Missing the Train to Leningrad
The only way to be sure of catching a train is to miss the one before it. (GK Chesterton)
When my friend Ron and I left University we went to work for a year in a fish finger factory in Hammerfest, Norway, the most northerly town in the world.
In those days we called it ‘dropping out’. Now it has a more respectable name i.e. ‘a gap year’, but it comes down to the same thing – taking time out before entering the real world of employment, marriage, mortgages and children.
The idea was to earn enough money to then go travelling. When the snow melted and the sun could be seen in the sky again it was our intention to make our way back home via Finland, Sweden, Denmark and the Netherlands. However the highlight was to be a trip to what is now called St Petersburg but in those days was still known as Leningrad and the Iron Curtain was still a real obstacle for those wanting to travel there.
To travel there you couldn’t just fire up the internet and book accommodation and flights, no, it was much more complicated. You had to take an organised trip which could only be booked through an accredited travel agency. And it all had to be done by post.
We found such an agency in Helsinki who arranged the trip for us – an overnight sleeper train to Leningrad with a night in a hotel followed by a return sleeper to Helsinki. Tickets to the ballet and the circus were included as well as breakfast at the hotel.
To arrange this we had to send not only the money to Helsinki but also our passports – which they held until our arrival. This necessitated crossing the border between northern Norway and Finland with only a letter from the Finnish Consul in Hammerfest to vouch for us. In the event this turned out to be a completely open border and no one asked for our passports.

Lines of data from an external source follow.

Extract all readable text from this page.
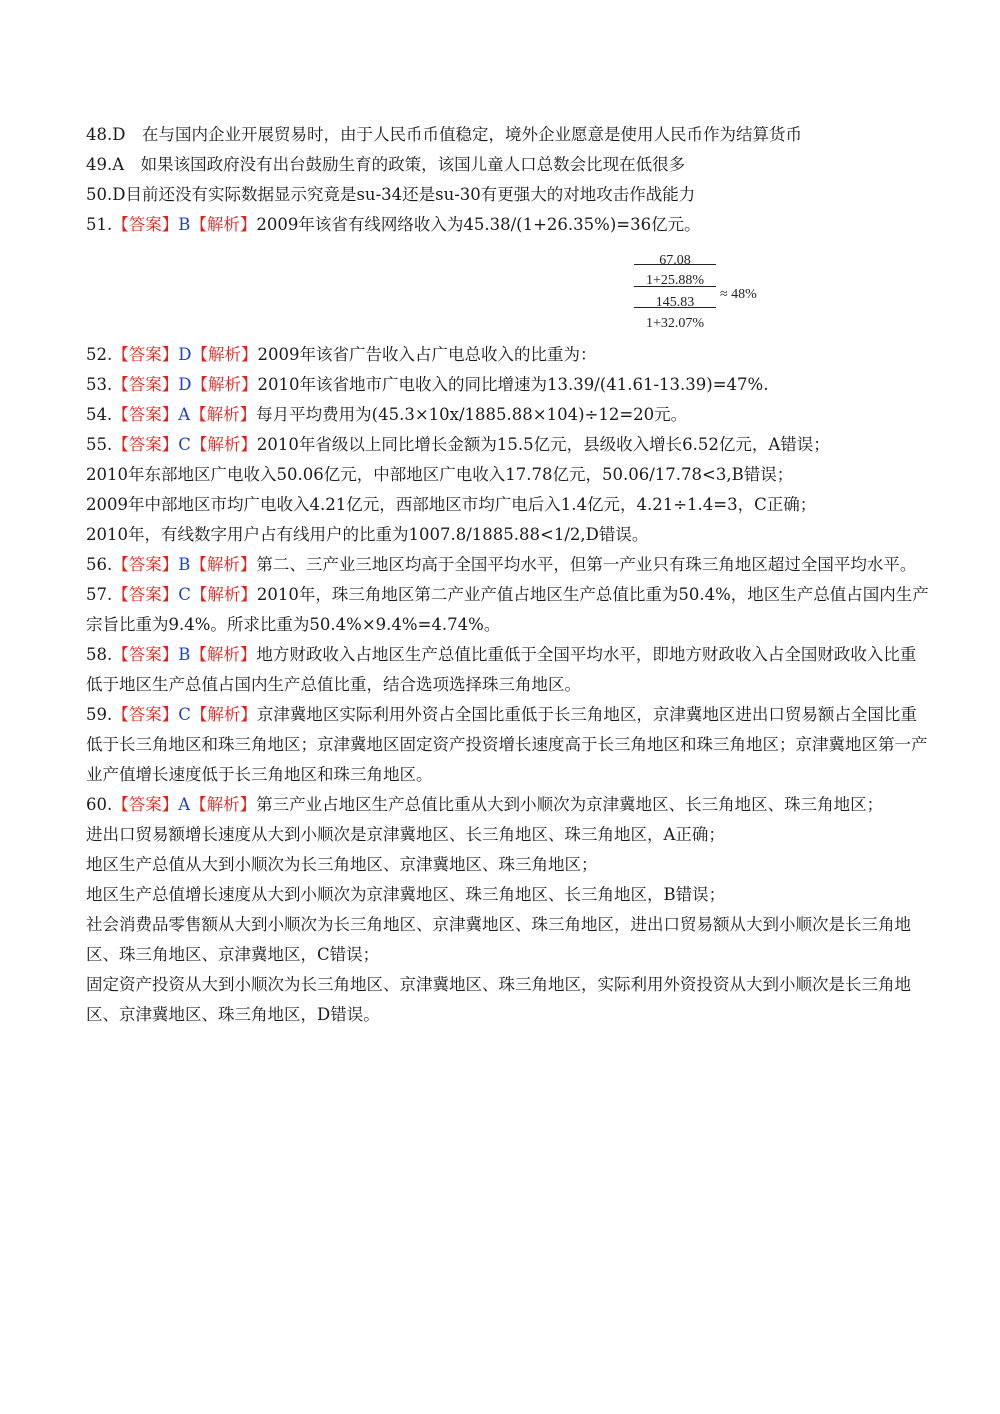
48.D　在与国内企业开展贸易时，由于人民币币值稳定，境外企业愿意是使用人民币作为结算货币
49.A　如果该国政府没有出台鼓励生育的政策，该国儿童人口总数会比现在低很多
50.D目前还没有实际数据显示究竟是su-34还是su-30有更强大的对地攻击作战能力
51.【答案】B【解析】2009年该省有线网络收入为45.38/(1+26.35%)=36亿元。
67.08
1+25.88%
145.83
1+32.07%
≈ 48%
52.【答案】D【解析】2009年该省广告收入占广电总收入的比重为：
53.【答案】D【解析】2010年该省地市广电收入的同比增速为13.39/(41.61-13.39)=47%.
54.【答案】A【解析】每月平均费用为(45.3×10x/1885.88×104)÷12=20元。
55.【答案】C【解析】2010年省级以上同比增长金额为15.5亿元，县级收入增长6.52亿元，A错误；
2010年东部地区广电收入50.06亿元，中部地区广电收入17.78亿元，50.06/17.78<3,B错误；
2009年中部地区市均广电收入4.21亿元，西部地区市均广电后入1.4亿元，4.21÷1.4=3，C正确；
2010年，有线数字用户占有线用户的比重为1007.8/1885.88<1/2,D错误。
56.【答案】B【解析】第二、三产业三地区均高于全国平均水平，但第一产业只有珠三角地区超过全国平均水平。
57.【答案】C【解析】2010年，珠三角地区第二产业产值占地区生产总值比重为50.4%，地区生产总值占国内生产宗旨比重为9.4%。所求比重为50.4%×9.4%=4.74%。
58.【答案】B【解析】地方财政收入占地区生产总值比重低于全国平均水平，即地方财政收入占全国财政收入比重低于地区生产总值占国内生产总值比重，结合选项选择珠三角地区。
59.【答案】C【解析】京津冀地区实际利用外资占全国比重低于长三角地区，京津冀地区进出口贸易额占全国比重低于长三角地区和珠三角地区；京津冀地区固定资产投资增长速度高于长三角地区和珠三角地区；京津冀地区第一产业产值增长速度低于长三角地区和珠三角地区。
60.【答案】A【解析】第三产业占地区生产总值比重从大到小顺次为京津冀地区、长三角地区、珠三角地区；
进出口贸易额增长速度从大到小顺次是京津冀地区、长三角地区、珠三角地区，A正确；
地区生产总值从大到小顺次为长三角地区、京津冀地区、珠三角地区；
地区生产总值增长速度从大到小顺次为京津冀地区、珠三角地区、长三角地区，B错误；
社会消费品零售额从大到小顺次为长三角地区、京津冀地区、珠三角地区，进出口贸易额从大到小顺次是长三角地区、珠三角地区、京津冀地区，C错误；
固定资产投资从大到小顺次为长三角地区、京津冀地区、珠三角地区，实际利用外资投资从大到小顺次是长三角地区、京津冀地区、珠三角地区，D错误。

We arrived in Helsinki with days to spare but as the train to Leningrad didn’t leave until 22.45 we had time to kill on the day of our departure so we decided to go to the cinema. I remember the film well. Starring Robert Redford and George Segal its American name was ‘The Hot Rock’ but in the UK it was distributed under the name ‘How to Steal a Diamond in Four Uneasy Lessons’. It was a great film but it had a disastrous effect on our trip.
As we exited the cinema we checked our train tickets and to our absolute horror noticed that the departure time for the train was 20.45, not 22.45. We had been using a 24 hour clock for months but we had both made the elementary mistake of confusing 8 o’clock with 10 o’clock.
In a desperate hope that the train had somehow been delayed we made our way to the, by now deserted, station and confirmed that our train had indeed departed on time.
Imagine our anguish and frustration. All that thought and time and effort that had gone into planning the trip and which now counted for nought. All that eager anticipation which was seeping away as we observed the empty platforms. The level of our distress was off the scale.
The next day we turned up to the travel agency as soon as it opened in the vain hope that they could do something for us. And to our amazement they could. Within the hour they had booked us on the daytime train to Leningrad. Our hotel accommodation and return journey were safeguarded – all we had to do was to get to the station on time.
In the event we missed the ballet but managed to see the circus and also the Hermitage Museum. There, because of our long hair, we were the object of some amusement for the babushkas guarding the works of art.
And on the crowded tram on the way back to the train we were observed by an imposing looking soldier in an impressive uniform, he must have been a colonel at least, who after a while, indicated our long hair and said in a highly accented voice and with an amused smile, “The hair, it is necessary for the hitch hiking. Yes?”
If only we could have salvaged our trip by hitch hiking to Leningrad after we had missed the train.